Waldenstrom Macroglobulinemia (WM) is defined as lymphoplasmacytic lymphoma (LPL) with IgM paraprotein and bone marrow involvement. The IgM paraprotein is an important serum marker for WM diagnosis, symptom prediction, disease burden assessment, treatment decision and drug response evaluation. Serum protein electrophoresis (SPEP) in conjunction with immunofixation electrophoresis (IFE) are the routine laboratory tests for IgM paraprotein detection, quantitation and characterization. A monoclonal protein typically presents as a sharp band on SPEP and selective lanes of IFE, allowing characterization of the immunoglobulin heavy chain isotypes and light chain classes. In rare situations, a monoclonal band is seen on all immunofixation lanes, suggesting cryoglobulin and/or soluble immune complex. We encountered a recent case of WM with a strong demarcated band on all immunofixation lanes.
The patient is a 76-year-old Chinese man diagnosed as WM/LPL by bone marrow biopsy. Peripheral blood showed pancytopenia with rouleaux formation. The serum IgM was up to 6900 mg/dL. Serum viscosity was increased up to 3.1 cP (normal range 1.5-1.9 cP). Serum rheumatoid factor was negative (<10 IU/ml). Serum protein electrophoresis (SPEP) on Sebia Hydrasys 2 showed a wide smearing pattern (Fig 1A). Serum protein immunofixation electrophoresis (IFE) showed a monoclonal band on all lanes with equal intensity, preventing isotype identification (Fig 1B). This pattern is generally believed to be due to cryoglobulin and/or polymerization of monoclonal proteins, similar to rheumatoid factor activity. Urine electrophoresis was consistent with an overflow pattern and urine immunofixation showed monoclonal free lambda light chain.
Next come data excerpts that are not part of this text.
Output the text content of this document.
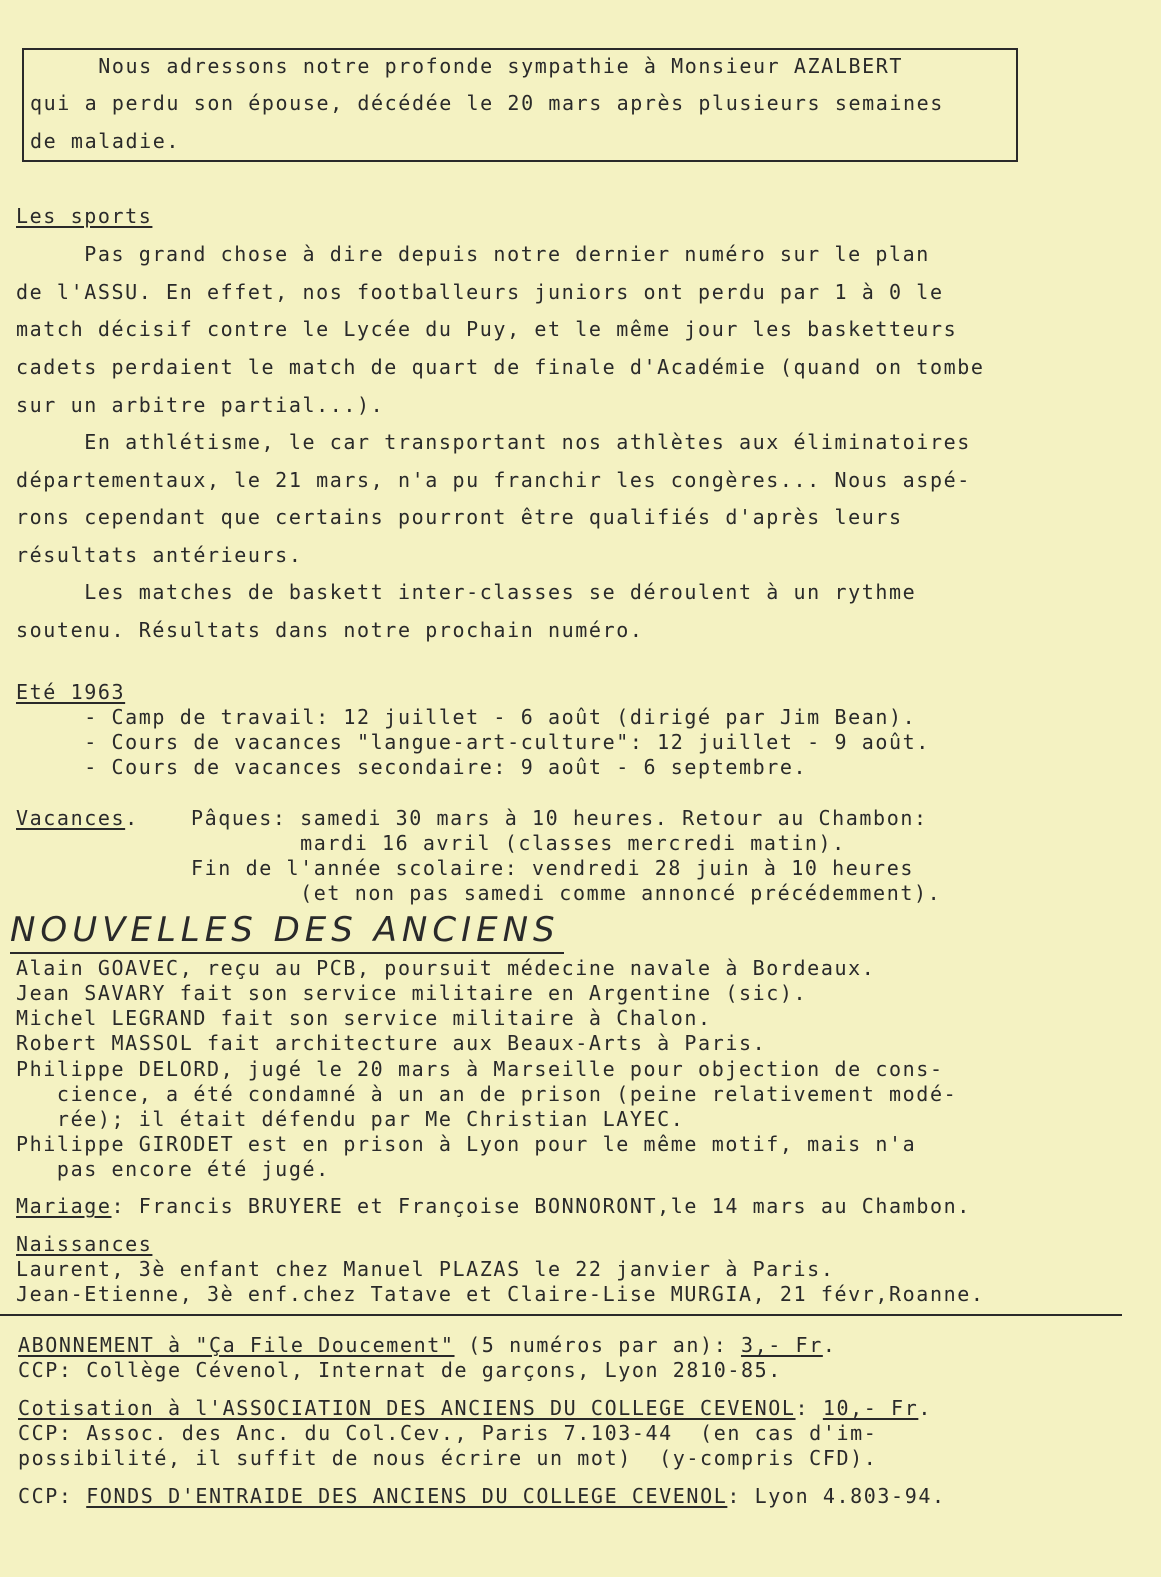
Nous adressons notre profonde sympathie à Monsieur AZALBERT
qui a perdu son épouse, décédée le 20 mars après plusieurs semaines
de maladie.
Les sports
Pas grand chose à dire depuis notre dernier numéro sur le plan
de l'ASSU. En effet, nos footballeurs juniors ont perdu par 1 à 0 le
match décisif contre le Lycée du Puy, et le même jour les basketteurs
cadets perdaient le match de quart de finale d'Académie (quand on tombe
sur un arbitre partial...).
En athlétisme, le car transportant nos athlètes aux éliminatoires
départementaux, le 21 mars, n'a pu franchir les congères... Nous aspé-
rons cependant que certains pourront être qualifiés d'après leurs
résultats antérieurs.
Les matches de baskett inter-classes se déroulent à un rythme
soutenu. Résultats dans notre prochain numéro.
Eté 1963
- Camp de travail: 12 juillet - 6 août (dirigé par Jim Bean).
- Cours de vacances "langue-art-culture": 12 juillet - 9 août.
- Cours de vacances secondaire: 9 août - 6 septembre.
Vacances.	Pâques: samedi 30 mars à 10 heures. Retour au Chambon:
mardi 16 avril (classes mercredi matin).
Fin de l'année scolaire: vendredi 28 juin à 10 heures
(et non pas samedi comme annoncé précédemment).
NOUVELLES DES ANCIENS
Alain GOAVEC, reçu au PCB, poursuit médecine navale à Bordeaux.
Jean SAVARY fait son service militaire en Argentine (sic).
Michel LEGRAND fait son service militaire à Chalon.
Robert MASSOL fait architecture aux Beaux-Arts à Paris.
Philippe DELORD, jugé le 20 mars à Marseille pour objection de cons-
cience, a été condamné à un an de prison (peine relativement modé-
rée); il était défendu par Me Christian LAYEC.
Philippe GIRODET est en prison à Lyon pour le même motif, mais n'a
pas encore été jugé.
Mariage: Francis BRUYERE et Françoise BONNORONT,le 14 mars au Chambon.
Naissances
Laurent, 3è enfant chez Manuel PLAZAS le 22 janvier à Paris.
Jean-Etienne, 3è enf.chez Tatave et Claire-Lise MURGIA, 21 févr,Roanne.
ABONNEMENT à "Ça File Doucement" (5 numéros par an): 3,- Fr.
CCP: Collège Cévenol, Internat de garçons, Lyon 2810-85.
Cotisation à l'ASSOCIATION DES ANCIENS DU COLLEGE CEVENOL: 10,- Fr.
CCP: Assoc. des Anc. du Col.Cev., Paris 7.103-44  (en cas d'im-
possibilité, il suffit de nous écrire un mot)  (y-compris CFD).
CCP: FONDS D'ENTRAIDE DES ANCIENS DU COLLEGE CEVENOL: Lyon 4.803-94.
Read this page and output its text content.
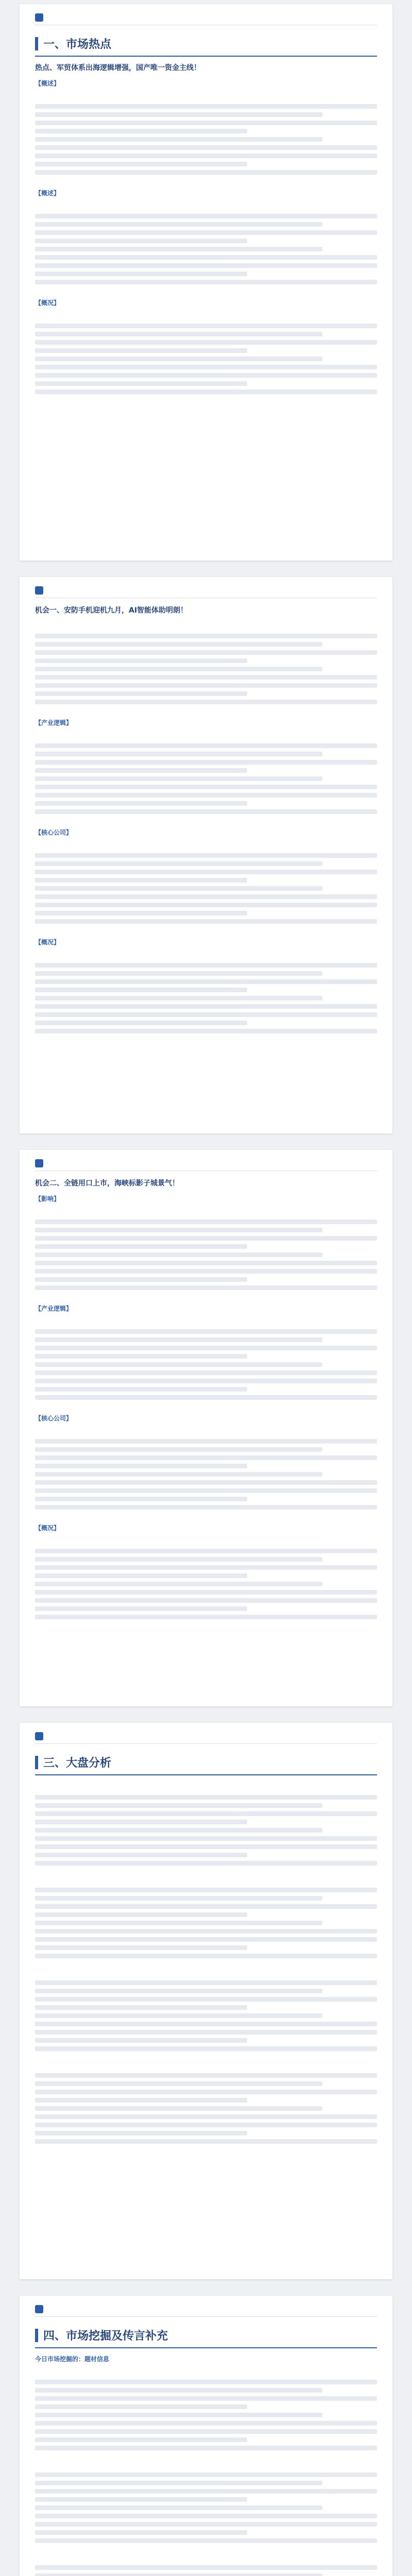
一、市场热点
热点、军贸体系出海逻辑增强，国产唯一资金主线！
【概述】
【概述】
【概况】
机会一、安防手机迎机九月，AI智能体助明朗！
【产业逻辑】
【核心公司】
【概况】
机会二、全链用口上市，海峡标影子城景气！
【影响】
【产业逻辑】
【核心公司】
【概况】
三、大盘分析
四、市场挖掘及传言补充
今日市场挖掘的：题材信息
Previously it was demonstrated that cryogolublin dissolution was achieved by pre-treatment of serum samples with Fluidil. The IgM polymer can be disrupted by adding reducing agents such as beta-mercaptoethanol (bME) to disrupt the disulfide bonds (1-2). In our case, despite pretreatment with Fluidil and bME, no isotype resolution was achieved on serum IFE, prompting us to develop a novel method through the addition of sodium dodecyl sulfate (SDS) to the pretreatment process. Different combinations of reaction conditions were tested, including SDS concentration ranging from 0.01 to 1%, three different temperatures (37, 56 and 95 °C), three different concentrations of bME (1%, 2% and 4%) and three different serum volume (25 µL, 50 µL and 75 µL). Optimal isotype resolution was achieved using 0.1% SDS/0.25%bME/Fluidil incubated at 56°C for 30 mins (Fig 1C).
References
- Attaelmannan M, Levinson SS. Understanding and identifying monoclonal gammopathies. Clin Chem. 2000 Aug; 46(8 Pt 2):1230-8.
- Yusra Othman. Protein Bands in All Lanes of the Immunofixation Electrophoresis Pattern of Serum From a 50-Year-Old Saudi Woman. Lab Med (2006) 37 (3): 152-154.
-Huifei Liu, MD, PhD. Former PGY4 resident in the Department of Pathology and Genomic Medicine, Houston Methodist Hospital. She currently serves as the associate medical director at Hematologics, Inc., Seattle, WA.
-Xin Yi, PhD, DABCC, FACB, is a board-certified clinical chemist, currently serving as the Co-director of Clinical Chemistry at Houston Methodist Hospital in Houston, TX and an Assistant Professor of Clinical Pathology and Laboratory Medicine at Weill Cornell Medical College.
I tried to track down a reason for using Fluidil in pre-treatment with this condition, but haven’t been able to figure it out. I’m taking a basic Medical Microbiology class and am sure it’s just because I am unfamiliar with how a benzothiadiazide diuretic and antihypertensive medication causes cryogolublin dissolution. Can you give me any insight on this?